Today you'll be practicing a meditation which will help you focus on your thoughts and feelings.
And if you need to,
You can calm yourself down and have some more control over how you are feeling.
Move your body into a way of sitting where you feel relaxed and alert.
Not too slouchy and not too tense.
Just right.
Rest your hands in your lap and either lower your eyes to look down at the floor in front of you or gently close your eyes.
Now that you're in your mindful posture,
Gently start breathing in and breathing out.
If your mind wanders,
Just bring it gently back to your breath,
Exercising your mind to become stronger.
Notice how watching your breath come into and out of your body can help you feel calmer.
Continue breathing in and breathing out.
Continue to breathe in your normal breath.
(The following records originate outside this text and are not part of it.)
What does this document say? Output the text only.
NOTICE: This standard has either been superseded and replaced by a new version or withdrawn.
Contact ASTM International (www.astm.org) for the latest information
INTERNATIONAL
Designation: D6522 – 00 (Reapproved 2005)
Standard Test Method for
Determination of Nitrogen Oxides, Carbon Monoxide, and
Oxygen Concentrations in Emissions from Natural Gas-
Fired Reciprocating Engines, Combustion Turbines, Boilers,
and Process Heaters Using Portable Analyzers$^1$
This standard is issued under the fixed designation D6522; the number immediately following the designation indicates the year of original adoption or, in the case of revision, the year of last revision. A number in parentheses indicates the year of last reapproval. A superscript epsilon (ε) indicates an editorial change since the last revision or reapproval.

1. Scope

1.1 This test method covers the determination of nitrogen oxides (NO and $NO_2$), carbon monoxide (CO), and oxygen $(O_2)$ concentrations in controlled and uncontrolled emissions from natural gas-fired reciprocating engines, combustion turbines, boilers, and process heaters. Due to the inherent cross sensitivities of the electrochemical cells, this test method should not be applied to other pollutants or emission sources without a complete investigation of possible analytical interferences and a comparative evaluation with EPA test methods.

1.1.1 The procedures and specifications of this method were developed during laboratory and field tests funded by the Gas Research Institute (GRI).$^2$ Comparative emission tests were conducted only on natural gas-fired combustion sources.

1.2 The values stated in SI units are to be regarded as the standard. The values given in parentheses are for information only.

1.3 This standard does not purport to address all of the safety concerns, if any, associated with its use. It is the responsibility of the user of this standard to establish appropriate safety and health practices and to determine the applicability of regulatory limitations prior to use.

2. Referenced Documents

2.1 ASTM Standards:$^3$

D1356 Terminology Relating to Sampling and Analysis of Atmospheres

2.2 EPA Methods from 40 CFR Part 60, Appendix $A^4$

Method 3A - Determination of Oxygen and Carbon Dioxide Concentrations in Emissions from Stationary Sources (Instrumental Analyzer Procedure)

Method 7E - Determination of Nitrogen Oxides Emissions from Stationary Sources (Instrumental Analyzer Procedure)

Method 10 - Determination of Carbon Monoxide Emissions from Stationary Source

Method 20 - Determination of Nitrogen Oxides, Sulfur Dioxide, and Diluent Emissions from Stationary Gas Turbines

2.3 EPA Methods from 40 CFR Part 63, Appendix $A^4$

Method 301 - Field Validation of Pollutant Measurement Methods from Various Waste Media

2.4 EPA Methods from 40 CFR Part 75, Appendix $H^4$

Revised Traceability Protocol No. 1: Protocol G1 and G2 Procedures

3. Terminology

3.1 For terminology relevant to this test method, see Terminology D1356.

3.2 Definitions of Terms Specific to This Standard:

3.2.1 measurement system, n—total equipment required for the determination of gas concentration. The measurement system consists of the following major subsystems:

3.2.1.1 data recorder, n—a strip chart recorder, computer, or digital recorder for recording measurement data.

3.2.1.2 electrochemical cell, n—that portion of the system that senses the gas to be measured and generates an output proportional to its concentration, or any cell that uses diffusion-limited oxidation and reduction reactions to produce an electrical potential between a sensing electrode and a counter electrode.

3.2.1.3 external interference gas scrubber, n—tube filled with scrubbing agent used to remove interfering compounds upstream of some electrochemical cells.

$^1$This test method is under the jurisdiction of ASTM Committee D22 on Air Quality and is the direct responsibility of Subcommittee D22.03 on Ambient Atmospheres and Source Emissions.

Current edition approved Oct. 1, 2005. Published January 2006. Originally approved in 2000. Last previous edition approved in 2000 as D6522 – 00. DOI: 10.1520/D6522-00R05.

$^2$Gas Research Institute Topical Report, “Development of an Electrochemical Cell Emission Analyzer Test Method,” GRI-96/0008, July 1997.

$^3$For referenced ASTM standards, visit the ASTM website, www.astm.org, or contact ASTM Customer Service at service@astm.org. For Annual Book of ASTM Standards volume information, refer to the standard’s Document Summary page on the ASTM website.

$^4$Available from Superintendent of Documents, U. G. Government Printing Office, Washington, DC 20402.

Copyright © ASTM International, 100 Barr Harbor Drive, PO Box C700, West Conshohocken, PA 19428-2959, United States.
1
Gently holding your focus on your breath.
We are going to practice observing your thoughts and feelings without letting them take control of us.
Inside your mind,
Whisper hello to yourself.
Now silently inside your mind,
Scream hello.
This is your inner voice and you have control over it.
Keep feeling your breath coming in and out and imagine that you are lying on a grassy hill looking up at the sky.
You might even see a plane gliding gently across the sky or a bird flying high.
The sky is blue,
The sun feels warm on your body and you can see some puffy white clouds.
Imagine that your thoughts and feelings are the clouds floating across the sky.
These thoughts and feelings come and go but they are not who you are.
Continue gently breathing in and breathing out.
Every time a thought or feeling takes you away from your breath,
Just let it float across the sky.
It's okay if the same thought or feeling comes back.
We are not trying to push away the thought or feeling.
We are just strengthening our minds by watching our thoughts and feelings.
So as a thought or feeling pops into your head,
Try saying thank you to it and then gently let it float away like a cloud.
You might notice an uncomfortable thought or feeling that keeps popping into your mind.
You can say no thank you to it and let it float away and focus on your breathing again.
You might notice a thought or feeling that is important and worth remembering for later.
That's okay too.
Just give it a name so that you can remember it later but let it float away like a cloud so you can focus on breathing in and breathing out.
On your next breath in,
Say thank you to yourself for being kind and patient with your thoughts and feelings.
Now let go of noticing your thoughts and let go of imagining them floating away on clouds.
Bring your attention back to your body.
Remember where you are right now.
Notice the sounds around you.
Keeping your eyes closed,
Wiggle your fingers or toes.
When you're ready,
Slowly open your eyes.
Well done.
You've just exercised your brain and made your mind stronger.